MESA, AZ (3TV/CBS 5) - The Salt River Project is storing water underground to help out with the drought. SRP's Granite Reef Underground Storage Project holds the equivalent of 17 Saguaro Lakes and just came back into operation this month after floodwaters damaged it more than a year ago.
"It plays an important role in how we plan for future droughts," said Christa McJunkin, a Salt River Project principal water planning analyst. The Granite Reef Underground Storage Project is one of more than a dozen water-banking facilities in the Valley, though it is one of the largest.
Water from the Salt River, Central Arizona Project and treated wastewater from the City of Mesa flows into fields a mile or so north of the Loop 202 Red Mountain Freeway, where it then soaks into the soil. "So all of the air spaces in between the pieces of soil are being filled up by water," McJunkin said.

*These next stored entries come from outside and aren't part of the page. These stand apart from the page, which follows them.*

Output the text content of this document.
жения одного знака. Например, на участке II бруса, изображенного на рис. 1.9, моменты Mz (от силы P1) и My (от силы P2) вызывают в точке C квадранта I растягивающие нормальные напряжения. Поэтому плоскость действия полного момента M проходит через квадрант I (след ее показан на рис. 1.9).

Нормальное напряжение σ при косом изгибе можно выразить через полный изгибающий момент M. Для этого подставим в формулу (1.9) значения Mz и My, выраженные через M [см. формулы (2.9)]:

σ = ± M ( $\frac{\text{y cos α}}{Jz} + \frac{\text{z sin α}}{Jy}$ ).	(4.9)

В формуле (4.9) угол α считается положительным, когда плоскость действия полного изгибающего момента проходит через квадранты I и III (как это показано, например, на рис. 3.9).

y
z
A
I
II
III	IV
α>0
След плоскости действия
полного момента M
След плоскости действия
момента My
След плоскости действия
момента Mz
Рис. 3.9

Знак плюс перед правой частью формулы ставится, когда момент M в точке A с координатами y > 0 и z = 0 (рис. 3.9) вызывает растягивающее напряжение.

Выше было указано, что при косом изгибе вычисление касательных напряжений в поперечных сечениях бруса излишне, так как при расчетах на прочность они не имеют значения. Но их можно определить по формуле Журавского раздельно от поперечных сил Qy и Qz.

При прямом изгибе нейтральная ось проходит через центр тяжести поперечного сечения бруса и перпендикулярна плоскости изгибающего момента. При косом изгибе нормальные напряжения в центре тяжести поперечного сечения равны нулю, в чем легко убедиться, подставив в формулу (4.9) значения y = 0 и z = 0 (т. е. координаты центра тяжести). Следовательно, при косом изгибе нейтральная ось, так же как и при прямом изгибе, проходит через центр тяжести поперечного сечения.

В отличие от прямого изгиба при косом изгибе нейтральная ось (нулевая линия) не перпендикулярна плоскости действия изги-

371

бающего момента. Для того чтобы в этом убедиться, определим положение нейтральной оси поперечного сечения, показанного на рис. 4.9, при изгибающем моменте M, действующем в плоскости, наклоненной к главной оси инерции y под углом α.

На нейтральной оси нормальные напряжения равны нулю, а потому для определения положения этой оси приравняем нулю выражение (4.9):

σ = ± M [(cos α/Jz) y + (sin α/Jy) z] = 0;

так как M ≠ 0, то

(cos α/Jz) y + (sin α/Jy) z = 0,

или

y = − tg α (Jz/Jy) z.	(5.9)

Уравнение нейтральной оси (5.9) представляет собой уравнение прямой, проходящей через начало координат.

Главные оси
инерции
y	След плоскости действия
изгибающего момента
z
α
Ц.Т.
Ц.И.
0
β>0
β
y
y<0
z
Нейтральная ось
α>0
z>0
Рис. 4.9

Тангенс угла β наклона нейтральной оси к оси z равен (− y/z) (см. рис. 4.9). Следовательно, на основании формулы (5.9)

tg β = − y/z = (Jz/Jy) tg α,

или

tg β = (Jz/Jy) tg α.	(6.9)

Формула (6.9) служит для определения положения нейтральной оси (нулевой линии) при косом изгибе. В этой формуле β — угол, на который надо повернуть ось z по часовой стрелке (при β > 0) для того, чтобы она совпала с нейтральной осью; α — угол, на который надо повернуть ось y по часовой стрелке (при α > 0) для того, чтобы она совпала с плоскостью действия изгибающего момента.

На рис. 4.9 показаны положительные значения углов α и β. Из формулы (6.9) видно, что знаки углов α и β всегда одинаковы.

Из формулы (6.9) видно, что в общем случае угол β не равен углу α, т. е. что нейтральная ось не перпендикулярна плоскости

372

The water becomes part of a large aquifer and can be found as deep as a thousand feet down, all the way to bedrock. "That does go very, very deep. But it also does spread out. So it influences an area much wider than the basins themselves," McJunkin said.
Around 270 wells pump out of the aquifer, and it's used in Chandler, Gilbert, Mesa, Phoenix, Scottsdale and Tempe. The big advantage the aquifer has over a reservoir is that the water doesn't evaporate out.
"We tend to think of our reservoirs on the watershed, our lakes. They're kind of our checking account. We put water in and take water out on a much more frequent basis," McJunkin said. "These underground storage faculties these are our savings accounts. We put the water in here and it's going to stay here for a while because we're planning for that long-term future."